Actually, one last question. How are the efforts going outside of North America? If you could just comment on kind of what you’re seeing out there, that would be great.

Archie Black

Analyst · Needham & Co.

Yes, I look at 2 -- really, 2 different regions that we are focused on is Asia, and that continues to have very strong momentum. And again, our investments are relatively modest but you can make the statement it is the fastest parting geography in our business and it continues to be strong. And Europe, we continue to make progress, we continue to expand slowly and make sure that we have a footprint to be able to invest in the future. Again, the biggest challenge we have investing internationally is that there is so much investment to be had in North America and there is so much opportunity in North America that, that is still getting the lion’s share of our investment. But we want to make sure that we continue to invest in other areas so that we are set up for the long term.

Operator

Operator

Our next question comes from the line of Jeff Van Rhee with Craig-Hallum.

Jeff Van Rhee

Analyst · Craig-Hallum.

Just a couple left here. In terms of the Edifice and what you’ve learned, what have you found that the Edifice base is using on the EDI side?

Archie Black

Analyst · Craig-Hallum.

Well because it is larger customers, for the most part they are using installed software. They do it do it yourself. They’ve typically been at EDI for a long period of time before there were really SAS solutions. So they built out a software system and internal resources.

Jeff Van Rhee

Analyst · Craig-Hallum.

And just one follow-on there before I move on. In terms of the Edifice and now that you’ve had a little bit of a chance to look at exactly what’s going on inside, what’s been the area of the greatest surprise pro or con?

Archie Black

Analyst · Craig-Hallum.

I think two things. One, I think the skill-set of the Edifice team, I’m very, very impressed with them. More impressed as we’ve worked together with the Edifice team.

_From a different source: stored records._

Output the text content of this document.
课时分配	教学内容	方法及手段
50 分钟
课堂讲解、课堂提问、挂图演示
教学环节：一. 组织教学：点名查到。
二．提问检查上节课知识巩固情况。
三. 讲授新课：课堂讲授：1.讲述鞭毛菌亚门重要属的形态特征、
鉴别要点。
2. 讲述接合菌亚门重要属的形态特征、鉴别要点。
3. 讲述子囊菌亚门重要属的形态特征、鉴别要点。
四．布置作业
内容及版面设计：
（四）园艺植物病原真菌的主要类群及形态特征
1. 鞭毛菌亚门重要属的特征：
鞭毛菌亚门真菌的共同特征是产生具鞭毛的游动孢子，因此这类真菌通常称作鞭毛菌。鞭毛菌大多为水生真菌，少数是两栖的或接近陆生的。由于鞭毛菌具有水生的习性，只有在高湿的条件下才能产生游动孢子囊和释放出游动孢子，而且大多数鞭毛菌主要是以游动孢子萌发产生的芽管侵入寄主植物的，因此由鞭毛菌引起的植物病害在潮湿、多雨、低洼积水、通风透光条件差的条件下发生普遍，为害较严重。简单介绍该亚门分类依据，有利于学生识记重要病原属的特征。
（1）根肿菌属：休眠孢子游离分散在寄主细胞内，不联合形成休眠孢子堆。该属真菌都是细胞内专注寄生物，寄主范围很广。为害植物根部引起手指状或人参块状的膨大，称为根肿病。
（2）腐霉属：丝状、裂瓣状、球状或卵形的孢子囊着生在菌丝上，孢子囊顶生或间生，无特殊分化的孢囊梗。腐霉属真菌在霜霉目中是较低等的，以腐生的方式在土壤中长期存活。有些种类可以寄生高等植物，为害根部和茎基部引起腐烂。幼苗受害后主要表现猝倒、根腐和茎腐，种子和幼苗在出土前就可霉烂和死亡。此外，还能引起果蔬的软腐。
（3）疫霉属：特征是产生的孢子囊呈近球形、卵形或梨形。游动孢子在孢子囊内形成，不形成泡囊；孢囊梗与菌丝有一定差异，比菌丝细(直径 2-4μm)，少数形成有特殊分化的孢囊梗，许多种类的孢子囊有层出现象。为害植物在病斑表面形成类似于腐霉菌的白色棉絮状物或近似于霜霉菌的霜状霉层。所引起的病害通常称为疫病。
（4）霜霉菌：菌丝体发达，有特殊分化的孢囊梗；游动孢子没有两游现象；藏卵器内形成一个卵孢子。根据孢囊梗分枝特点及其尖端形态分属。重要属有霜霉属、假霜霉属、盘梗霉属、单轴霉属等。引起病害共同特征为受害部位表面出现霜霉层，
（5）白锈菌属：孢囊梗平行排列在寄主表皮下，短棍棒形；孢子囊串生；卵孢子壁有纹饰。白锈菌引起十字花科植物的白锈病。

And I guess how passionate their customers are about point-of-sales and how important and strategic it is to their business and how they are driving retailers to share more point-of-sales data and it is part of their roadmap and it is very, very strategic for them.

Jeff Van Rhee

Analyst · Craig-Hallum.

And then just lastly on the sales front. Where did you end on quota reps? How many were Edifice adds and how many native?

Kimberly Nelson

Analyst · Craig-Hallum.

Sure, we ended the quarter with 150 sales people. That’s up from 133 last quarter. Of the 150, 5 were Edifice.

Operator

Operator

[Operator Instructions] I’m showing no questions. I’ll turn it back to management for closing remarks.

Archie Black

Analyst

Again, thank you very much for attending today and look forward to talking to you all in the future.

Operator

Operator

Ladies and gentlemen this does conclude your conference. You all may disconnect and have a good day.